Sunday, May 11, 2008

Hijacked Faith

Scripture:
"Cast Your burden upon the LORD and he will sustain you; He will never allow the righteous to be shaken." Psalm 55:22

Observation:
This is an interesting way to end this Psalm. For 21 verses David has lamented over what was taking place in his life. He called himself restless, distracted, anguished, terrorized, fearful, and overwhelmed. He even went as far as to say that he wished he had wings so that he could fly away. So, it is interesting that he follows all that with the confession that God will never allow the righteous to be shaken.

Application:
There are many things about "Christians" I do not like. One of the major ones is their ability to make things sound some simple. I remember many times unloading my burden to someone only to hear in reply, "Just cast your burden upon the LORD." Huh?
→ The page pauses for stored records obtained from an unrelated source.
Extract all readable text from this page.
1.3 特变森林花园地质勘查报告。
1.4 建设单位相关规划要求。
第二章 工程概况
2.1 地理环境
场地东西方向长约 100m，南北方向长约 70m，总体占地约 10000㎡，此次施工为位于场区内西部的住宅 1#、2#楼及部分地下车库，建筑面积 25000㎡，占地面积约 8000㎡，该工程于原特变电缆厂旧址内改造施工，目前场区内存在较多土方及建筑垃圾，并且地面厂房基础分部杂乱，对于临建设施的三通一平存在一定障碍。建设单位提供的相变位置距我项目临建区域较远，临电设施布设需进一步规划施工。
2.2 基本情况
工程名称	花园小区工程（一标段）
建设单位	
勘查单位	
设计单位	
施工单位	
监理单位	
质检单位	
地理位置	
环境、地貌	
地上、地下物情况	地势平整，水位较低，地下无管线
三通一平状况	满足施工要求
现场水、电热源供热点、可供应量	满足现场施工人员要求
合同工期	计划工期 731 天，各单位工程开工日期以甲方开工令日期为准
I mean really, you have got to be kidding me. Do you think that I have not tried that? Over and over again I have laid my case out before God and asked Him to take away my troubles. Yet, I still feel crushed. As I read this Psalm, it makes me feel somewhat better that David models the fact that he could experience feelings that were in opposition to his faith and yet still have faith.

Hardships are called hardships because they are HARD. They beat me down. They wear me out. They drive me to the very edge of my sanity and at times feel like they will not stop until I am completely overrun. Be that as it may, God is still God. He is still in control. He will eventually prove that He is bigger than anything that I face.

In the meantime, I will suffer. The problem with that is I hate to suffer. I just want it to go away. My prayers are never satisfied unless God immediately removes the discomfort from my life. I really have a hard time holding onto my beliefs while experiencing unrelenting hardships. I have a hard time holding onto my faith when my feelings are in opposition of that faith.

Prayer:
I really need some growth and strengthening in this area. Faith is easy for me when all in life is good. It is easy when my faith and feelings are in alignment. But when that is not taking place, which seems to be the usual, I struggle. I don’t want to be that way. I have wasted so much by allowing frustrations to take me away from you. I pray for Your guidance today. Do not allow me to be swayed by my emotions but instead to be grounded in the truth of who you are. Please don't let the hardships of life hijack my faith.